By Francisco Fileccia | January 28, 2021

20 years after Do Ho Suh's first exhibition in the United States, Lehmann Maupin Gallery, which accompanied him then and to this day, presents a digital exhibition as a complement to the physical one in London.

WHAT WE INHABIT AND INHABIT US - DO HO SUH AT LEHMANN MAUPIN

 

The virtual exhibition features iconic works by the acclaimed Korean artist. Born in Seoul and now based in London, Suh is recognized for his multidisciplinary practices. Throughout his career, he worked with various processes and materials, from real to small scale, going through drawing, sculpture, video and installation. His work focuses particularly on domestic spaces and the concept of home regardless of its geographical location. He investigates issues such as individuality in society, how we inhabit spaces and how they accompany us in memory.

 

With extreme focus on detail, the artist portrays, in real scale and on fabric, his previous homes, workshops and residences as a consequence of the artist's itinerant life.

"The space that interests me is not only physical, but intangible, metaphorical and psychological."

-Do ho suh

 

Part of his celebrated Hubs series, the work “Hub-1” (2018) recreates the entrance hall of Suh's childhood home in Seoul. The installation explores the intermediates. In this case, the areas we inhabit before entering or leaving another space. The recreation exposes the blurred links between the exterior and the interior and between the public and the private. Suh describes this easily transportable series of works as survival mechanisms that helps him transport ideas wherever he goes. The choice of a single color and the transparency of the fabric act as awareness of the memory. Despite the architectural precision, the feeling of someone walking through “Hub-1” is that memory is not just senses but sensations.

In his series “Rubbing / Loving” (2016), Suh, after completely wrapping his London apartment in paper, rubs a pencil to obtain an accurate drawing. In this way, a reconstruction is presented  from a distance which may seem like a drawing, and as one gets closer, it takes on an imaginary three-dimensionality. "Rubbing / Loving" is a work that encourages us to see beyond the materialization of space. Thanks to the insatiable work of detail, the color turns darker on doorknobs and handles, which bear witness to a life lived. The color variabilities affirm the action of objects as containers of memories.

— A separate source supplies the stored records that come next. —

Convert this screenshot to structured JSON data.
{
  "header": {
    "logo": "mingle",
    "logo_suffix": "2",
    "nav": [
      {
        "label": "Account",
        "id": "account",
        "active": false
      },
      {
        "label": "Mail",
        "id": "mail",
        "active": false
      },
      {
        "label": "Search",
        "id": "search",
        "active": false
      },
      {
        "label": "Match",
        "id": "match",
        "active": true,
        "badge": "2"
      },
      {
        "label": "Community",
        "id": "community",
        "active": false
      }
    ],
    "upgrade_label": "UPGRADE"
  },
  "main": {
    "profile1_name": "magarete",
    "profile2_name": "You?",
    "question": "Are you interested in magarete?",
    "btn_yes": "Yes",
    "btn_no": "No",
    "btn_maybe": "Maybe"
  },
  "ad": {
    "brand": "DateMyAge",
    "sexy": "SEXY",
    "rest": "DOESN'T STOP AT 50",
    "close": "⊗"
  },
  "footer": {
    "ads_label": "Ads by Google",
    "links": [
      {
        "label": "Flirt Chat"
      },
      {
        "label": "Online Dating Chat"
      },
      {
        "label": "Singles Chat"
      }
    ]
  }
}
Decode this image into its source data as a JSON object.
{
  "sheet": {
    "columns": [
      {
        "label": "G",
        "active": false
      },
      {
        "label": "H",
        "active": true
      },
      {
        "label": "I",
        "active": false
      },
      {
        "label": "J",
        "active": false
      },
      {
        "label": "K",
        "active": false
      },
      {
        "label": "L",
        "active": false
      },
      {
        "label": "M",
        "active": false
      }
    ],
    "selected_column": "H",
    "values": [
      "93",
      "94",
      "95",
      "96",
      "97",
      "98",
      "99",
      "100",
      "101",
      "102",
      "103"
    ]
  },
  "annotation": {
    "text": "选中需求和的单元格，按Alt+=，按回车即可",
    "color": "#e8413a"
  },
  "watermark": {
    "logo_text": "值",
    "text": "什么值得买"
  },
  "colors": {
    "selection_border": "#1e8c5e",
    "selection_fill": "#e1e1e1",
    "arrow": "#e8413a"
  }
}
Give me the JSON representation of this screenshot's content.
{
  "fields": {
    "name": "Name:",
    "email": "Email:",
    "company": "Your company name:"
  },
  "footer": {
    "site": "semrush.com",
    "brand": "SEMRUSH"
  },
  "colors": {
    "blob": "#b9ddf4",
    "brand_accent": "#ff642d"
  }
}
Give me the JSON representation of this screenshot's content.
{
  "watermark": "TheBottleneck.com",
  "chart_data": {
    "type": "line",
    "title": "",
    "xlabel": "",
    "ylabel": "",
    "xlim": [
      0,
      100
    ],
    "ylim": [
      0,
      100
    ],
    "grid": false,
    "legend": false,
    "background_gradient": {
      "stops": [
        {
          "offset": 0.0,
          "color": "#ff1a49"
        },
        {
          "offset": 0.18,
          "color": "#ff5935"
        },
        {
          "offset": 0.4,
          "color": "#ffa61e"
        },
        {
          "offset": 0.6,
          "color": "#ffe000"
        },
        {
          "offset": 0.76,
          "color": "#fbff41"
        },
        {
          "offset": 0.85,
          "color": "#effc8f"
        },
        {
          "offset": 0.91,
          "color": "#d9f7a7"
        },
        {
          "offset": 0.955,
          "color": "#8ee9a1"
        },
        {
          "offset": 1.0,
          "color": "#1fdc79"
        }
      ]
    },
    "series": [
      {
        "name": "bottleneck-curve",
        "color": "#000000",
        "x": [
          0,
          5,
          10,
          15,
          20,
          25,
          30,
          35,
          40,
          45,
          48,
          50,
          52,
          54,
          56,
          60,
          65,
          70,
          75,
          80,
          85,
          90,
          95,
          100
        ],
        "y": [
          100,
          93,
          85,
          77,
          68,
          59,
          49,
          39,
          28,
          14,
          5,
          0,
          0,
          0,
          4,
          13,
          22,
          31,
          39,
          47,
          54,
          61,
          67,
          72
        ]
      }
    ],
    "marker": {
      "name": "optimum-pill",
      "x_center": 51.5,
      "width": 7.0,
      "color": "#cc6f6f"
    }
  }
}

Where does individuality end and when does it begin? This is what Suh seems to question in his most recent mixed media watercolors from his series Undressing (2019, 2020) and Dreaming Home (2019). In the first, a solitary anthropomorphic figure with a peculiarity is observed. The being contains a much larger extension of its body that extends into the interior of a house. In this work, and as in Family Cuddle (2020), Suh again reflects on the limits of a personal architectural memory and, devoid of a nostalgic gaze, the links with society. In his haunting series Karma, this is explored in relation to the other. The one who observes and is observed. How do they see us? How do we see them? The sculpture, which vertically combines multiple faces, is a search for self-perception, perhaps from the artist himself, in contemporary society.